How to make use of a hypothesis containing forall in Coq?

Question

I am trying to prove the equivalence of P \/ Q and ~ P -> Q, under the assumption of Excluded Middle,

Theorem eq_of_or :
  excluded_middle ->
  forall P Q : Prop,
    (P \/ Q) <-> (~ P -> Q).

where the Excluded Middle is the following.

Definition excluded_middle := forall P : Prop, P \/ ~ P.

Actually, the proof of one direction does not require the Excluded Middle. In my attempt at proving the other direction, I get stuck when I am trying to utilize the Excluded Middle among the hypotheses,

Proof.
  intros EM P Q. split.
  { intros [H | H]. intros HNP. 
    - unfold not in HNP. exfalso.
      apply HNP. apply H.
    - intros HNP. apply H. }
  { intros H. unfold excluded_middle in EM.
    unfold not in EM. unfold not in H.
  }

where the current environment is the following:

1 subgoal
EM : forall P : Prop, P \/ (P -> False)
P, Q : Prop
H : (P -> False) -> Q
______________________________________(1/1)
P \/ Q

I understand that under such circumstance, what we need to do next is to do something like the "case analysis" of P, including the use of tactics left and right, if my proof makes sense till now.
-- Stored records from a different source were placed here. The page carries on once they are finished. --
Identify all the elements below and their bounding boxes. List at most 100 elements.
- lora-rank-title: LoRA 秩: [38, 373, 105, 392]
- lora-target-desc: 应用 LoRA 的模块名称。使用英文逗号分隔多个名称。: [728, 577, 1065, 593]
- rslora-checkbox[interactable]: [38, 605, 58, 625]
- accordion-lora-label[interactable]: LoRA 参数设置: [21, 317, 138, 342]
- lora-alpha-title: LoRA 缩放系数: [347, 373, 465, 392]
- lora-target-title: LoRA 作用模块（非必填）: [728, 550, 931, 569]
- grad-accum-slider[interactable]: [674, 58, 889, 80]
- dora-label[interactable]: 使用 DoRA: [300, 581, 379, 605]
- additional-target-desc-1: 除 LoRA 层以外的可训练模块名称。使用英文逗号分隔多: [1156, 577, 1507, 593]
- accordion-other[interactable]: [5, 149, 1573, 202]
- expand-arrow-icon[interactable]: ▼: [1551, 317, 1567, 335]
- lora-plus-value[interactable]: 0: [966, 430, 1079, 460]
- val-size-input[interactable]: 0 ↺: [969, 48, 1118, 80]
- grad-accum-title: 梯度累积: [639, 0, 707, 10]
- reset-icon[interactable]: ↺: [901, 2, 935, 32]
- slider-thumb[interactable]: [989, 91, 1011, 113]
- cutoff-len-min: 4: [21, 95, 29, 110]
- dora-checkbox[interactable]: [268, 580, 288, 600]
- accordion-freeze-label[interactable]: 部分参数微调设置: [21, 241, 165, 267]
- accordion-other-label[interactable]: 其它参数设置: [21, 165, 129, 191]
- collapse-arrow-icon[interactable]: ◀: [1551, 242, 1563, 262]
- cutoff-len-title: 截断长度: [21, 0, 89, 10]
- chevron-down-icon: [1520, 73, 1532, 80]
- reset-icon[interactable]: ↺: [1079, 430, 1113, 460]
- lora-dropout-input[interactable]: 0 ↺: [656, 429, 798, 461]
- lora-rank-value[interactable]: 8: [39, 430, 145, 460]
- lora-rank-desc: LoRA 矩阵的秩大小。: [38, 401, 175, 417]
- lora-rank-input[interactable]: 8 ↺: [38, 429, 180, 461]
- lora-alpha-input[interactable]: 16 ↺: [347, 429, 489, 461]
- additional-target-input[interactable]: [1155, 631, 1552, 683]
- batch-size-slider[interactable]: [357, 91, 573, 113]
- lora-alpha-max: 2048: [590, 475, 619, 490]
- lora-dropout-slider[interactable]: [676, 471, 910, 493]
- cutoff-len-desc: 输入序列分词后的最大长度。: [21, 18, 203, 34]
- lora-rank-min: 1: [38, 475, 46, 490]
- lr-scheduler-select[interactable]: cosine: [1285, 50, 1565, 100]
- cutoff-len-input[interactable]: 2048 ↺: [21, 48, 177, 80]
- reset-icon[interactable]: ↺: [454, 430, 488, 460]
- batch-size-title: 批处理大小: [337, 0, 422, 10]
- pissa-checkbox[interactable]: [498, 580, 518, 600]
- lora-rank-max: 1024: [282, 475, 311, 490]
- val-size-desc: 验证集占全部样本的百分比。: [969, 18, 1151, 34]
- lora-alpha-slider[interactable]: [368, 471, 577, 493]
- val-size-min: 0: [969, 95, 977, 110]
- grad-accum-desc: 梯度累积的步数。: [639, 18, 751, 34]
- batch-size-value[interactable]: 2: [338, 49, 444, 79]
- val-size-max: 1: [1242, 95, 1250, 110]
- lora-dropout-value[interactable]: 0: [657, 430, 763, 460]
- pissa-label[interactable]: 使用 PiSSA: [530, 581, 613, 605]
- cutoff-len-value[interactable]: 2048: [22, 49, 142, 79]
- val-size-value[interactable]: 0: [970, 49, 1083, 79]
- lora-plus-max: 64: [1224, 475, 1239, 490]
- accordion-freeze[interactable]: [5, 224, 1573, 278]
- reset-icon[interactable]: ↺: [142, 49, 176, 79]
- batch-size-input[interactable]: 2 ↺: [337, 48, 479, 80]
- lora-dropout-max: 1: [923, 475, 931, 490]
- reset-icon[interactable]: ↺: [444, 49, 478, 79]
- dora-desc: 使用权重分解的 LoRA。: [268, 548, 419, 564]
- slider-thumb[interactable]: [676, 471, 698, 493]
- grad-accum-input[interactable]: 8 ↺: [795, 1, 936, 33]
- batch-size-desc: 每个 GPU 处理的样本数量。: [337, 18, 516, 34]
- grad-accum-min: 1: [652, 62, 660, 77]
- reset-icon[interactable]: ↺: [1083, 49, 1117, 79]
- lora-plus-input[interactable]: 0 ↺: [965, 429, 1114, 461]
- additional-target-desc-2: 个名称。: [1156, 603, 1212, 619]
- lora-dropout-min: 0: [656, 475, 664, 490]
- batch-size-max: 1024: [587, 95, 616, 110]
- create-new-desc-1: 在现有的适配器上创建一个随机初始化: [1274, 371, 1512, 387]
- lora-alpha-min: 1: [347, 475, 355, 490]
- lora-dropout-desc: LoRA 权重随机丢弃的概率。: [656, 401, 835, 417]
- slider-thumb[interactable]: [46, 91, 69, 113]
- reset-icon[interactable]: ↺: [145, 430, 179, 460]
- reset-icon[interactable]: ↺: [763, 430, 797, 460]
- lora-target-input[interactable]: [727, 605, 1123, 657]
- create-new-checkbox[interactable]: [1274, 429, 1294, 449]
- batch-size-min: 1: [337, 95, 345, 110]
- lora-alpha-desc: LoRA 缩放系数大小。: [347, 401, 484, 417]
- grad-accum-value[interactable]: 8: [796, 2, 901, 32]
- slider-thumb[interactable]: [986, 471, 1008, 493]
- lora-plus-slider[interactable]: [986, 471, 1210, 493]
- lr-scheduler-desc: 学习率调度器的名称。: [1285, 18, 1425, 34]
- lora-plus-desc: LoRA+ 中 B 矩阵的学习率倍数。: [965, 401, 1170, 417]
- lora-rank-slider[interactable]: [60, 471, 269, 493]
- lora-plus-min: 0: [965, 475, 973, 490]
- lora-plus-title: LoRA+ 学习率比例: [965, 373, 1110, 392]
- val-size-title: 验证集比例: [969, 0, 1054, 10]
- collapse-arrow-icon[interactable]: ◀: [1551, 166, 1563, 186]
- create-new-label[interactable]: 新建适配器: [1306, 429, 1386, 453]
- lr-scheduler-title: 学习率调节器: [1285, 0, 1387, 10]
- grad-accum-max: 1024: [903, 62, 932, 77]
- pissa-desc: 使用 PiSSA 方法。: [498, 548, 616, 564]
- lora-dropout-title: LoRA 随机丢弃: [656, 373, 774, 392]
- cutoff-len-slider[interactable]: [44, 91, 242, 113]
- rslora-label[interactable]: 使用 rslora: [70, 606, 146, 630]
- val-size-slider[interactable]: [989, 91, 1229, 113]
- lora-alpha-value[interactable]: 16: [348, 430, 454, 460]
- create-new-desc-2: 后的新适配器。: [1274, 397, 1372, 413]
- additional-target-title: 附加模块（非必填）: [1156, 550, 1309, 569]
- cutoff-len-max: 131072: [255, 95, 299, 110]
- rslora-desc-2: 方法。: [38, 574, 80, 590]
Thanks in advance for any advice and suggestion!

Answer 1

You can instantiate EM : forall P : Prop, P \/ ~ P with any proposition (I instantiated it with P below and destructed it immediately), since EM is essentially a function that takes an arbitrary proposition P and returns a proof of either P or ~ P.

Theorem eq_of_or' :
  excluded_middle ->
  forall P Q : Prop, (~ P -> Q) -> P \/ Q.
Proof.
  intros EM P Q.
  destruct (EM P) as [p | np].     (* <- the key part is here *)
  - left. apply p.
  - right.
    apply (H np).
    (* or, equivalently, *)
    Undo.
    apply H.
    apply np.
    Undo 2.
    (* we can also combine two `apply` into one: *)
    apply H, np.
Qed.